Schockstarre an den Anleihemärkten. In diesen Tagen steigen die Zinsen stark an – in Form von Renditen, weil die Kurse von Anleihen stark sinken.
Die EZB sieht sich verpflichtet und greift erneut in den Markt ein. Die Zentralbank kauft Anleihen aus Italien und Spanien.
Vorerst nur, weil die Renditen auf 6,26% für Italien angestiegen sind, „rasant“, wie inzwischen auch „Bild“ vermeldet. Nur: dies ist nicht der Anfang, sondern Teil eines viel weitergehenden Prozesses.
Uns liegen Zahlen vor, die Sie eindrücklich warnen werden, an die Wirksamkeit der Anleihe-Käufe in der Eurozone zu glauben. „Securites Markets Programme“ (SMP) heißen die nächsten Minenfelder, die in der Eurozone wirken.
Halten Sie sich fest – beziehungsweise organisieren Sie Ihren Schutz und sehen Sie dann sehr genau an, was mit Ihrem Geld geschieht.
Europa kauft Schrott
Auf den Punkt gebracht kauft die Europäische Zentralbank (EZB) schlicht Schrott ein. Das „SMP“, von dem wir sprachen, ist ein Ankaufprogramm für die Anleihen aus den so genannten „PIIGS“-Staaten, also Portugal, Italien, Irland, Griechenland oder Spanien. Die Anleihen sind in der Bilanz der EZB, die uns allen gehört, eine „Aktiv“-Position.

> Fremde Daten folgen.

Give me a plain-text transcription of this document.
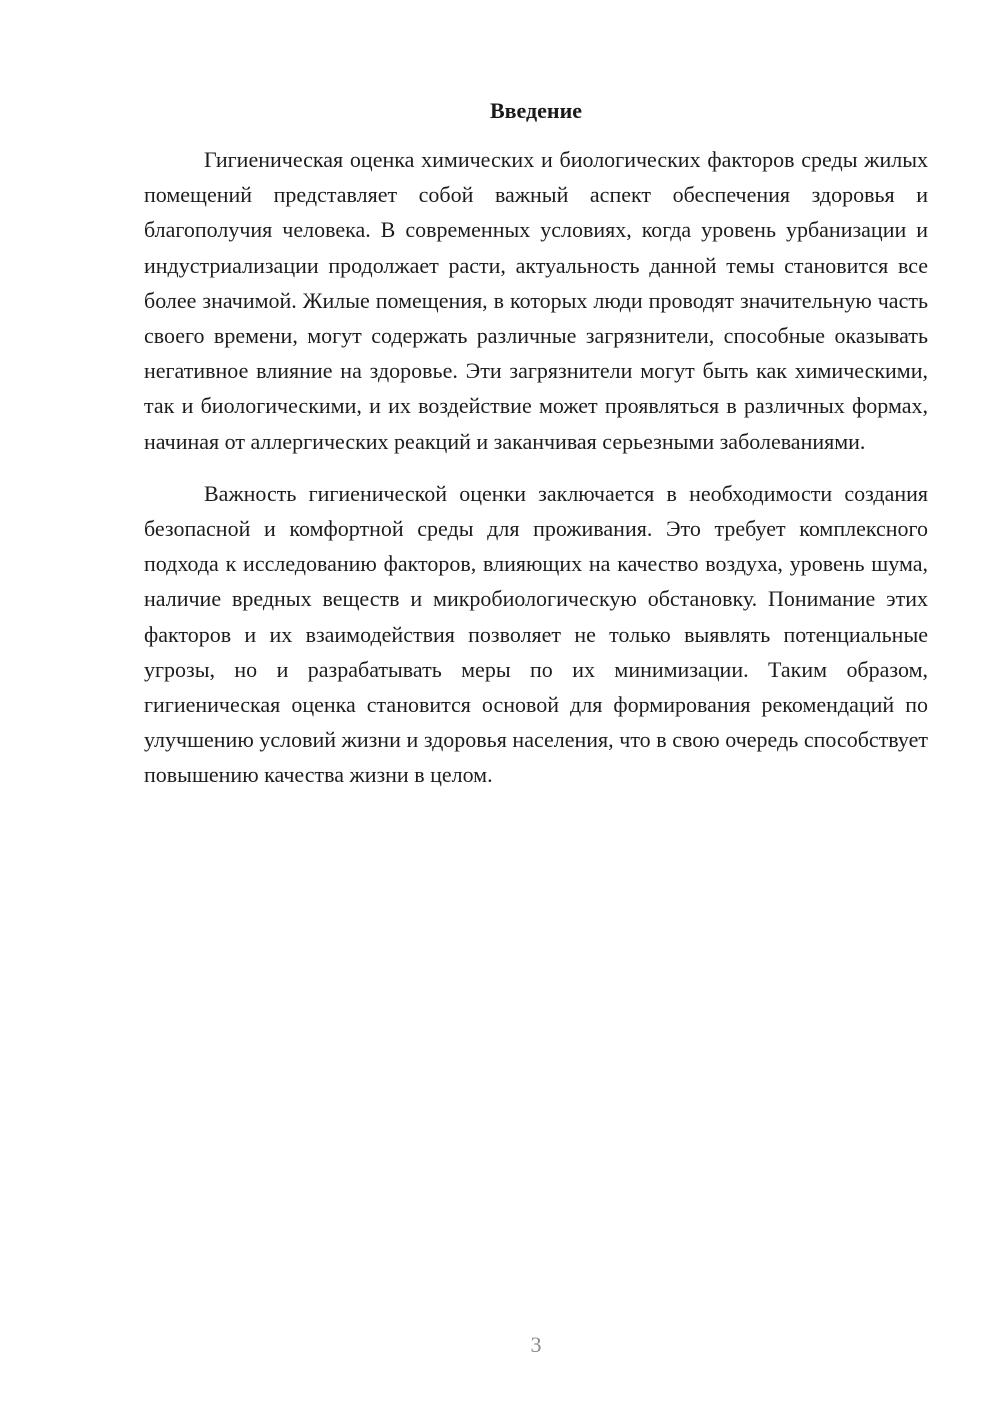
Введение

Гигиеническая оценка химических и биологических факторов среды жилых помещений представляет собой важный аспект обеспечения здоровья и благополучия человека. В современных условиях, когда уровень урбанизации и индустриализации продолжает расти, актуальность данной темы становится все более значимой. Жилые помещения, в которых люди проводят значительную часть своего времени, могут содержать различные загрязнители, способные оказывать негативное влияние на здоровье. Эти загрязнители могут быть как химическими, так и биологическими, и их воздействие может проявляться в различных формах, начиная от аллергических реакций и заканчивая серьезными заболеваниями.

Важность гигиенической оценки заключается в необходимости создания безопасной и комфортной среды для проживания. Это требует комплексного подхода к исследованию факторов, влияющих на качество воздуха, уровень шума, наличие вредных веществ и микробиологическую обстановку. Понимание этих факторов и их взаимодействия позволяет не только выявлять потенциальные угрозы, но и разрабатывать меры по их минимизации. Таким образом, гигиеническая оценка становится основой для формирования рекомендаций по улучшению условий жизни и здоровья населения, что в свою очередь способствует повышению качества жизни в целом.

3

Aktiv bedeutet: dies ist Vermögen. Vermögen allerdings, von dem wir behaupten, dass es lange nicht soviel wert wie ausgewiesen ist.
Alleine in der vergangenen Woche kamen noch einmal 4 Milliarden Euro „Vermögen“ hinzu. Der Berg ist jetzt bereits 173,5 Milliarden Euro hoch. Einmal kurz umgerechnet: Bei gut 320 Millionen Einwohner beträgt dieses „Vermögen“ (das nur auf Pump entstanden ist und damit eine Anleihe auf die Zukunft darstellt) alleine schon 500 Euro pro Eurozonen-Einwohnern.
Diesen Betrag haben Sie quasi direkt ab Mai 2010 – unwissentlich – verliehen. Ihr Haushalt, sofern er durchschnittlich groß ist, hat gar das 2,3fache verlieren, also 1.150 Euro.
Rasanter Anstieg
Nicht nur diese Summe ist wahlweise beeindruckend oder bedrückend, sondern vor allem die Dynamik der vollständig neuartigen Verschuldung. In den vergangenen etwa 11 Wochen stieg die Schuldenlast alleine um gut 100 Milliarden Euro. Insgesamt verfügt die EZB über „Vermögen“ in Höhe von 2,313 Billionen Euro in der Bilanz. Dies sind mal eben fast viermal soviel wie 1998, kurz vor Startschuß des Euro.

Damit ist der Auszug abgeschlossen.